The casual aesthetic of the BeReal feed certainly alleviates the pressure that many of us feel when we try to post photos of our lives online. “With the house, it’s not like, ‘Is this good lighting’ or ‘Do we have nice design,’ it’s just, ‘Is there a pile of actual trash? If no, then we’re doing great,’” my friend Melissa Sexton said, summarizing her posting philosophy on the app.

Photo of a laptop and a woman giving the peace sign to the camera
My friend Camille uses two monitors while working from home.
Screenshot: BeReal

Writing for his newsletter Platformer, tech journalist Casey Newton also observed that part of the magic of BeReal lies in the fact that it’s structured as a universal experience: Everyone receives notifications to post at the same time each day, and you never know when the notification will come. Much like HQ Trivia or Wordle, Newton writes, “apps that attempt to replicate the logic of appointment television keep finding success”—at least temporarily.

Another part of what makes BeReal feel different is that it nudges us to take photos of moments that we don’t normally document online. Vice writer Jason Koebler points out that because people immersed in activities like hiking or dinner with friends aren’t likely to be looking at their phones and thus see their BeReal notifications at the time they get sent out, the app is actually designed to capture us at our most humdrum. “If Instagram has the problem of making people’s lives look artificially glamorous, BeReal has the problem of making people’s lives look extremely (EXTREMELY) boring,” he writes.

That’s true enough. But the boringness on display via BeReal is also a bit of a revelation. For one thing, it serves as a cure to FOMO: Thank goodness everyone isn’t constantly off having a maximum fun time while I’m lying on the couch. Most other people seem to spend a lot of time at home, too!

What’s more, BeReal has reminded me that the parts of our lives we often don’t find noteworthy enough to share or talk about are, to me at least, plenty interesting.

Thanks to BeReal, I know that one friend recently introduced their partner to the Jennifer Garner classic 13 Going on 30, and that another keeps as many tabs open on their computer screen as I do. I’ve seen the view of a lake from Melissa’s patio and spied Susan making cookies.

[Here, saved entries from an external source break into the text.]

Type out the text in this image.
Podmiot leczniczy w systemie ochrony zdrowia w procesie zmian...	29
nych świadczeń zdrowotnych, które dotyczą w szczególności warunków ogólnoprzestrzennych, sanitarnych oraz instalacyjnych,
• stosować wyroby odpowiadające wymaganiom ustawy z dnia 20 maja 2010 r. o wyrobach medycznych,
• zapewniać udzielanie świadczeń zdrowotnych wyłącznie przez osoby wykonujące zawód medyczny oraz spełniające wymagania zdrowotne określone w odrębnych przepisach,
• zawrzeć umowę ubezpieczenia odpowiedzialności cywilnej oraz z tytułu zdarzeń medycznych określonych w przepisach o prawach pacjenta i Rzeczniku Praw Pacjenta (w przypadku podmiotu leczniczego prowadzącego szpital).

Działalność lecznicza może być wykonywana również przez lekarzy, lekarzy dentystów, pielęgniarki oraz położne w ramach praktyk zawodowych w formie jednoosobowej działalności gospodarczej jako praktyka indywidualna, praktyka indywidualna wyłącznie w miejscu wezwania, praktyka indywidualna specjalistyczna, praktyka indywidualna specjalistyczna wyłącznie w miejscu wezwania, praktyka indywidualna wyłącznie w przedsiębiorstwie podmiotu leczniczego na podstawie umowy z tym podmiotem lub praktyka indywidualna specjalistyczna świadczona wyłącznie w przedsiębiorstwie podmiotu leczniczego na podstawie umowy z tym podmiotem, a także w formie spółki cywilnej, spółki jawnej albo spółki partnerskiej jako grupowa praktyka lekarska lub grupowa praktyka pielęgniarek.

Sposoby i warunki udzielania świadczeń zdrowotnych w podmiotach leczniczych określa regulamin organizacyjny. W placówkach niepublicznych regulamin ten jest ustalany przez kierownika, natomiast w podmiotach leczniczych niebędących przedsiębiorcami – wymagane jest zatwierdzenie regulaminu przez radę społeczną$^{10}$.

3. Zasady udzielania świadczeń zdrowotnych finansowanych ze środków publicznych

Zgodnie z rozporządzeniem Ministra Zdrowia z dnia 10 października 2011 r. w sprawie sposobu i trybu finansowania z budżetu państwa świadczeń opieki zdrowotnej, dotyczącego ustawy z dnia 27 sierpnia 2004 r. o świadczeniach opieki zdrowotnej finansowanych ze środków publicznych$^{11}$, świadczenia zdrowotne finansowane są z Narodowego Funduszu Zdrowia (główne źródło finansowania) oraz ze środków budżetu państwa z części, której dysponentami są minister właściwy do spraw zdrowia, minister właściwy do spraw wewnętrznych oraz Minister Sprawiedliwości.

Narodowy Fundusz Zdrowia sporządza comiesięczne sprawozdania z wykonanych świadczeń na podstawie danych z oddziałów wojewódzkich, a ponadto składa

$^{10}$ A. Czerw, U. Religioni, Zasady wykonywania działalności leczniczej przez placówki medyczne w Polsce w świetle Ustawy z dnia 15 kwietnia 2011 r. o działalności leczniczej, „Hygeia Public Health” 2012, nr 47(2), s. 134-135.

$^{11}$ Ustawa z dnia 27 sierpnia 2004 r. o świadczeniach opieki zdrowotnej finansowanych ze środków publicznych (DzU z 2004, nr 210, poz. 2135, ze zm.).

These details aren’t more real than a photo of a friend’s beach wedding or fancy wine-tasting outing. But they are more relatable, particularly in the context of a pandemic that’s imposed innumerable changes on the ways we live, work, and travel and forced many of us to grapple with loneliness, burnout, and other mental-health issues. What’s the point now in trying to perform the shiniest possible version of your life online when everyone knows just how hard the past few years have been? Emotionally, the jig is up. Even being on the receiving end of an innocent question like “How are you?” can usher in an existential crisis.

For people who don’t want to feel like a fraud online, there’s still the option to decline to share anything personal. But the experience of documenting the mundane on BeReal may be a small way to resist the idea that our lives have to be remarkable to have value—and to remind ourselves that if we want other people to know the real us, online or off, it’s the everyday stuff that’s worth sharing.